29/30 Les hooligans qui repeignent le ciel bleu en rouge sang
Il y a quelques semaines est sortie ce 1CC commenté de Sōkyūgurentai, un shmup assez réputé de Raizing sorti à l’origine sur ST-V (1996), ce qui explique son format horizontal malgré son défilement vertical (Raizing voulait s’assurer un portage simple sur Saturn). « Les hooligans qui repeignent le ciel bleu en rouge sang » est grosso modo la traduction la plus fidèle des astuces de double-sens dans la lecture du titre 蒼穹紅蓮隊 en japonais.

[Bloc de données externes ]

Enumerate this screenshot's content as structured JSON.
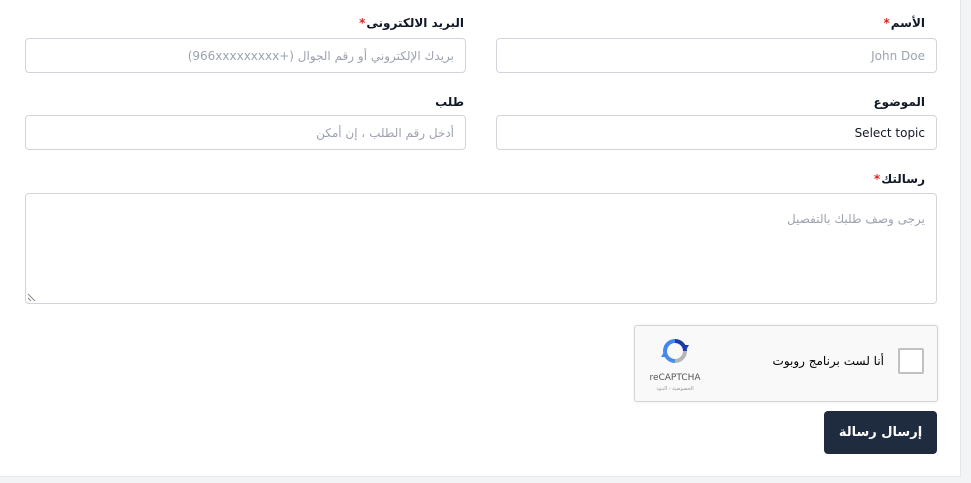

Le commentaire mentionne, à un moment, cette excellente interview de Raizing confiée au mook ShootingSide Vol.1 en 2010, et revenant, vers la fin, en moult détails sur le développement de Sōkyūgurentai. Shmuplations l’avait traduite il y a deux ans.
La révélation la plus intéressante de cette interview est sans doute que le jeu avait démarré avec l’objectif de changer d’angle de caméra pour donner plus de dynamisme aux scènes en fonction des situations, façon Raystorm, avant que les développeurs n’abandonnent l’idée face à l’ampleur du défi technique.
C’est intéressant car ① Sōkyūgurentai avait clairement été influencé par Rayforce, le prédécesseur se Raystorm ② Raystorm est sorti en août 1996, quelques semaines avant Sōkyūgurentai ③ Raystorm est sorti sur PlayStation à peu près au même moment que Sōkyūgurentai sortait sur Saturn, début 1997, renforçant leur rivalité et ④ Raystorm est finalement sorti sur Saturn en octobre 1997, sous le nom Layer Section II, histoire de prouver que l’idée de Raizing n’était ni infondée sur le papier, ni réellement rendue impossible par le hardware.
Mais je n’en veux certainement pas à Raizing car je pense qu’ils ont fait les bons choix, et que Sōkyūgurentai est un meilleur jeu que Raystorm (et a fortiori meilleur que Layer Section II).
L’équipe a clairement cerné les immenses possibilités mais aussi les limites du hardware, permettant une 3D discrète mais efficace, et surtout des assets 2D tape-à-l’œil, avec d’énormes sprites, des zooms, des rotations, l’affichage impressionnant d’immenses polices de texte… On a l’impression de revoir le Mode 7 de la Super Famicom mais sous coke.
Il est d’ailleurs raisonnable de penser que les choix techniques de Raizing inspireront Treasure pour le shmup le plus connu et réputé du ST-V, Radiant Silvergun, deux ans plus tard.
Deux aspects non mentionnés dans l’entretien, toutefois. D’abord, le fait que le jeu soit compatible avec tous les sticks analogiques officiels de Sega. Aucune idée si jouer en analogique rend les bons joueurs particulièrement meilleurs, mais c’est rigolo.
Ensuite, le nom US. Comme vous pouvez le voir sur la cartouche au dessus, Sōkyūgurentai a en fait un nom d’exploitation internationale, et même une traduction dispo dans la ROM de la version ST-V : il s’appelle(rait) Terra Diver.
Le truc, c’est qu’on n’a strictement aucune trace tangible d’une sortie en Occident. Je pense surtout que le nom est dû au partenariat de Raizing avec Electronic Arts Victor (filiale éphémère d’EA et Victor) pour ce jeu. EAV était alors dirigé par un type au long passif, Sameshima Yasuhiko.
Je ne vais pas revenir sur son parcours complet ici mais, histoire de boucler la boucle, cette version d’EAV n’a survécu qu’une grosse année ou deux aux décisions anachroniques de son patron telles que signer des jeux Eighting/Rizing ; Sameshima a ensuite bourlingué dans l’industrie japonaise avant de devenir, autour de 2016… le PDG d’Eighting.